News Database Survey Results

Front page of a 1912 issue of Pravda. Courtesy of East View International Databases.

Thursday, May 3, 2012
Contact: 
James Simon - simon@crl.edu

Over the next two years, CRL will endeavor to expand member electronic access to historical and current news.  CRL will work strategically with selected vendors to secure affordable terms for purchase and subscription to news databases for member libraries.

To inform its planning, CRL surveyed a subset of member institutions to gauge the extent of their current access to various commercially produced news databases. The results are presented in a spreadsheet linked to CRL’s News Topic Guide.

For purposes of the survey, “news” was defined broadly, encompassing both full-text and page-image databases (historical and current), abstracts and indexing services, and subject-specific or multi-disciplinary databases incorporating current awareness and news resources as part of their source content.

CRL found that larger libraries typically purchased or subscribed to an average of 70 different news databases (ranging from 27 products to 125). Smaller institutions were more selective, subscribing to 38 products on average (low 20, high 65).
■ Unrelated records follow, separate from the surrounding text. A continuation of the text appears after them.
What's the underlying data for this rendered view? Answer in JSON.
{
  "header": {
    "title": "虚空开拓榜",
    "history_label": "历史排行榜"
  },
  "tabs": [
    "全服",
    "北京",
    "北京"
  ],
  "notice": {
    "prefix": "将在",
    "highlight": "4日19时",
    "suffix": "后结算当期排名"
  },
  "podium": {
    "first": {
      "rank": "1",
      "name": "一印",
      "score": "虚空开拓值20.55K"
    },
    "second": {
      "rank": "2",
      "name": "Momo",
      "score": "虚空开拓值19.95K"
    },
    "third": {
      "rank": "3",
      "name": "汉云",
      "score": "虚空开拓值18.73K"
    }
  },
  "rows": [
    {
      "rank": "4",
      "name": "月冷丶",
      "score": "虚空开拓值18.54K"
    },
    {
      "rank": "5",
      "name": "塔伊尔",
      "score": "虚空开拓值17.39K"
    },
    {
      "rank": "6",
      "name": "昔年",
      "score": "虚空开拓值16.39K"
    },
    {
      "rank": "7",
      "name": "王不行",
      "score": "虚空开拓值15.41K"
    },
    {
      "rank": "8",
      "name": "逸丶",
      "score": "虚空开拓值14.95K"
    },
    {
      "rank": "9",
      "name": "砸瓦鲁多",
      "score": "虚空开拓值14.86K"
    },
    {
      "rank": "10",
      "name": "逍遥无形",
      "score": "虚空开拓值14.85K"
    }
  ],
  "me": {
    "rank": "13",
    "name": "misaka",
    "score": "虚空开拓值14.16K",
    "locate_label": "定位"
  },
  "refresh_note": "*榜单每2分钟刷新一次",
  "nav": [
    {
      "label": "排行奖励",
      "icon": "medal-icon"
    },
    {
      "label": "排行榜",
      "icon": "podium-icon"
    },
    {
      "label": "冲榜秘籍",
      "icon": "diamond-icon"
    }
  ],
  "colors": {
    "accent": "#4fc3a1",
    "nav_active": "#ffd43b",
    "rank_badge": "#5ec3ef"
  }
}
This is based on nearly 290 titles or products tracked.

As a whole, large and small institutions maintain roughly equivalent subscription coverage for current news databases. Databases like LexisNexis Academic, New York Times, and Ethnic NewsWatch were held by nearly all libraries (Factiva is widely held by large libraries, but by only 15 percent of the smaller institutions surveyed). There is greater variation in take-up for historical news databases, excepting “top-tier” resources such as NYT and Los Angeles Times Historical, and selected other premium databases (America’s Historical Newspapers, etc).

Generally lowest in priority for each category of institutional subscription include international news sources (current, historical), regional historical sources, and narrowly defined subject indexes.

They survey findings provide a snapshot of news resources offered through commercial publishers, and the relative availability of such resources at large and smaller CRL libraries. CRL will use the data to shape its strategy for expanding electronic access to key primary source databases for its members.